For \(\pi \in \mathfrak {S}_{V}\), we define an operator \(u_\pi : V^{\mathbb {C}} \rightarrow V^{\mathbb {C}}\) by letting, for \(f : V \rightarrow \mathbb {C}\),

\begin{equation*} \forall x \in V, u_\pi f(x) = f(\pi ^{-1}(x)) \end{equation*}
Lemma 106

For \(\pi \in \mathfrak {S}_{V}\), the operator \(u_\pi \) is a unitary operator on \(\ell ^2(V)\) and \(u_\pi ^*=u_\pi ^{-1}=u_{\pi ^{-1}}\).

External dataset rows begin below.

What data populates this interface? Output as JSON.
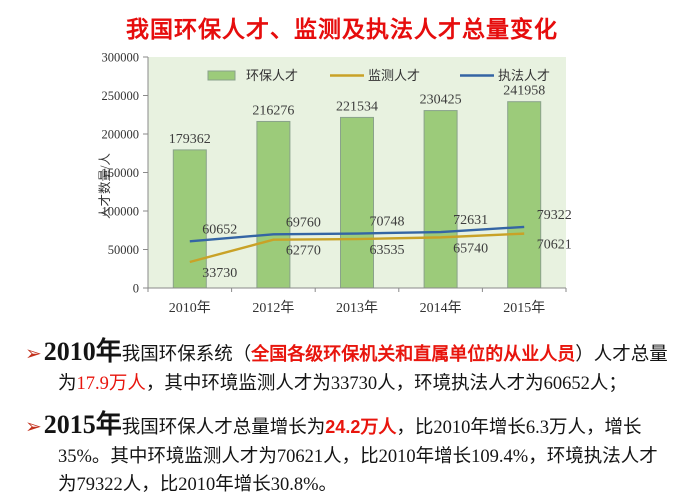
{
  "slide": {
    "title": "我国环保人才、监测及执法人才总量变化",
    "title_color": "#e60d0d",
    "accent_red": "#e8150d",
    "bullet_marker_color": "#c2301c"
  },
  "chart_data": {
    "type": "bar",
    "subtype": "combo-bar-line",
    "title": "我国环保人才、监测及执法人才总量变化",
    "categories": [
      "2010年",
      "2012年",
      "2013年",
      "2014年",
      "2015年"
    ],
    "series": [
      {
        "name": "环保人才",
        "kind": "bar",
        "color": "#9ccb7a",
        "border_color": "#8aa28b",
        "values": [
          179362,
          216276,
          221534,
          230425,
          241958
        ]
      },
      {
        "name": "监测人才",
        "kind": "line",
        "color": "#c9a227",
        "label_side": "below",
        "values": [
          33730,
          62770,
          63535,
          65740,
          70621
        ]
      },
      {
        "name": "执法人才",
        "kind": "line",
        "color": "#3465a4",
        "label_side": "above",
        "values": [
          60652,
          69760,
          70748,
          72631,
          79322
        ]
      }
    ],
    "xlabel": "",
    "ylabel": "人才数量/人",
    "ylim": [
      0,
      300000
    ],
    "yticks": [
      0,
      50000,
      100000,
      150000,
      200000,
      250000,
      300000
    ],
    "grid": false,
    "data_labels": true,
    "plot_background": "#e8f2e0",
    "axis_color": "#8a8a8a",
    "legend_position": "top-inside"
  },
  "bullets": [
    {
      "marker": "➢",
      "lead": "2010年",
      "segments": [
        {
          "text": "我国环保系统（",
          "style": "plain"
        },
        {
          "text": "全国各级环保机关和直属单位的从业人员",
          "style": "red-bold"
        },
        {
          "text": "）人才总量为",
          "style": "plain"
        },
        {
          "text": "17.9万人",
          "style": "red"
        },
        {
          "text": "，其中环境监测人才为33730人，环境执法人才为60652人；",
          "style": "plain"
        }
      ]
    },
    {
      "marker": "➢",
      "lead": "2015年",
      "segments": [
        {
          "text": "我国环保人才总量增长为",
          "style": "plain"
        },
        {
          "text": "24.2万人",
          "style": "red-bold"
        },
        {
          "text": "，比2010年增长6.3万人，增长35%。其中环境监测人才为70621人，比2010年增长109.4%，环境执法人才为79322人，比2010年增长30.8%。",
          "style": "plain"
        }
      ]
    }
  ]
}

Let \(k \geq 1\) be an integer. For any family \(\vec{\pi } = (\pi _1, \ldots , \pi _k) \in \mathfrak {S}_{V}^k\), the adjacency operator \(a_{\vec{\pi }}\) of \(G_{\vec{\pi }}\) can be written as

\begin{equation*} a_{\vec{\pi }} = \sum _{i=1}^k (u_{\pi _i} + u_{\pi _i}^*). \end{equation*}
Proof

We have by definition of the adjacency operator for a function \(f : V \rightarrow \mathbb {C}\) and \(x \in V\),

\begin{equation*} af(x) = \sum _{d \in \mathrm{dartSet}(x)} f(\mathrm{end}(d)) = \sum _{i=1}^k \sum _{\epsilon = \pm 1} f(\pi _i^\epsilon (x)) = \sum _{i=1}^k (f(\pi _i^{-1}(x)) + f(\pi _i(x))) \end{equation*}

which leads to the conclusion as we recognise \(u_{\pi _i}\) and \(u_{\pi _i^{-1}} = u_{\pi _i}^*\).

In what follows, we write \(\mathfrak {S}_{n}\) for the set of permutations of \([n]\).

Definition 108

Let \(k, n \geq 1\) be integers. A random permutation graph of degree \(2k\) with \(n\) vertices is the graph associated to a family \(\vec{\pi } = (\pi _1, \ldots , \pi _k) \in \mathfrak {S}_{n}\) of \(k\) i.i.d. uniform elements of \(\mathfrak {S}_{n}\). We denote by \(\mathrm{Prob}_{n,\delta }\) the corresponding probability measure on the space of \(\delta \) regular graphs with vertex set \([n]\).